‘La regata’

Manuel Vicent

Alfaguara

256 páginas

En la prosa de Manuel Vicent (Villavieja, 1936) sopla una brisa mediterránea, se percibe el aroma de unas sardinas a la brasa y el frescor de la sombra de una higuera. Tiene el don de utilizar el lenguaje como una red marinera donde atrapa sensaciones olfativas y visuales, táctiles y gustativas, con las que elabora una escritura carnosa y sensorial, penetrada por los placeres que brindan los frutos de la naturaleza y la bondad del clima.

La idea de la felicidad que impregna su estilo es la de un atardecer a la orilla del mar acariciando la vista con la belleza dorada de la luz y el paladar con los jugos de las viñas y los olivos. Todo ese hedonismo panteísta está en la novela La regata, que tiene como espina dorsal una regata de lujo que parte de la imaginaria ciudad levantina de Circea de la Marina y, tras llegar a Cerdeña, regresa al Club Náutico. La regata y los regatistas son el pretexto para enhebrar escenas de la vida regalada y hueca de un grupo de tiburones sociales y su enjambre de parásitos.

En la presentación de esta fauna, Vicent demuestra su magisterio como retratista vitriólico que lo mismo clava a un individuo como a una mariposa en un corcho que caracteriza con pocos trazos un espécimen social: el ricacho que se precia de ser anfitrión de un político corrupto (Armando Bielza), ese mismo político desaprensivo y chaquetero que acaba en la cárcel (aquí, Camilo Veragua), el especulador inmobiliario del pelotazo (Paco Olmedilla), el financiero provecto que juega a ser joven a base de viagra y se queda en el intento (Pepe California) o la joven actriz ambiciosa que acepta ser carne propiciatoria (Dora Mayo, que ensaya una Lisístrata que promueve una huelga de sexo a favor de la paz).

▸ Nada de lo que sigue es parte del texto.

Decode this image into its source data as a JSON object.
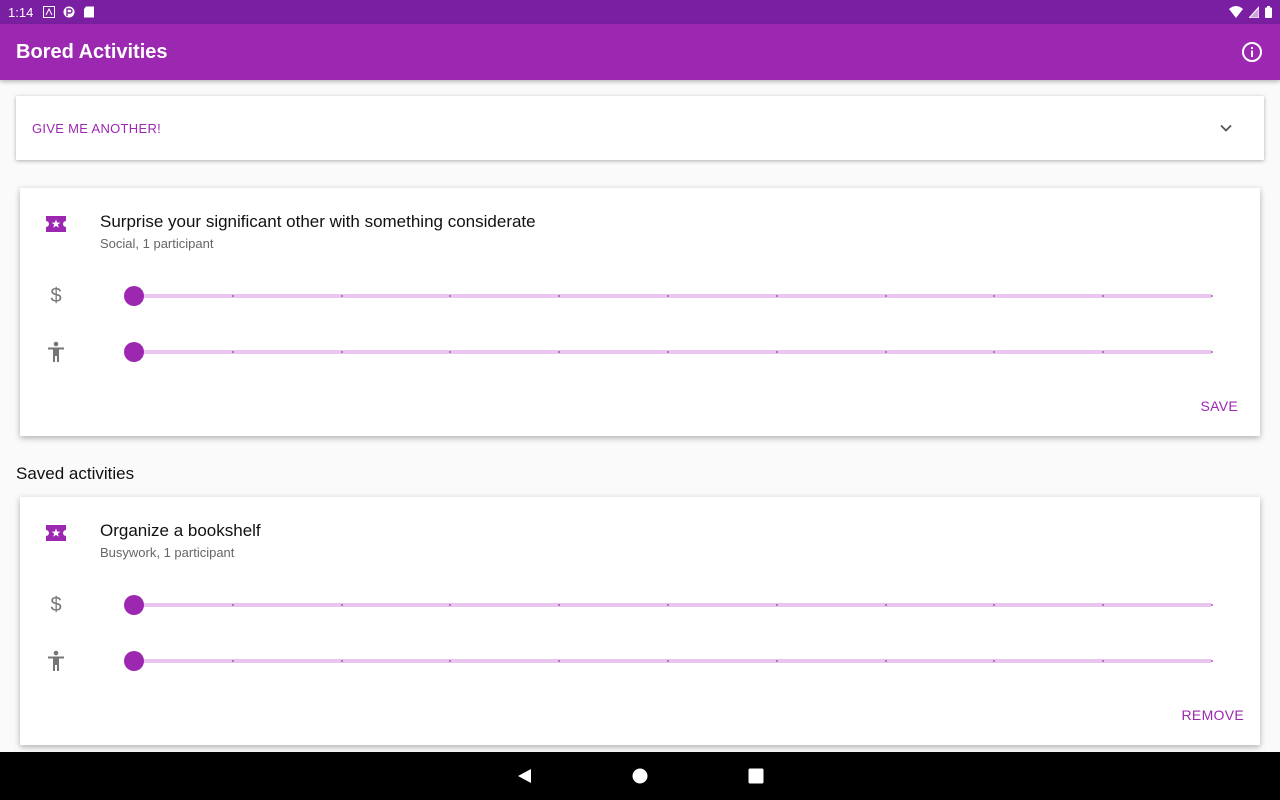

El único personaje que descuella en esa gusanera echada mar adentro es un joven escritor novel, Ismael (como el narrador de Moby Dick, único superviviente del ballenero), que, en la tripulación del velero Suertes de Mar, espera recoger durante la travesía las vivencias necesarias para una novela. La presencia a bordo de la pelirroja Laia, que juzga masturbables ciertos crepúsculos, convierte la singladura en una búsqueda con recompensa.

Quizá es Ismael -es lo que sugiere el propio Manuel Vicent- el que hace la crónica de esta regata en la que los aspectos terroríficos de la realidad (la plutocracia corrupta, las pateras, los naufragios, los atentados o los bombardeos) no acaban de expulsar la persistente belleza de la faz de la tierra.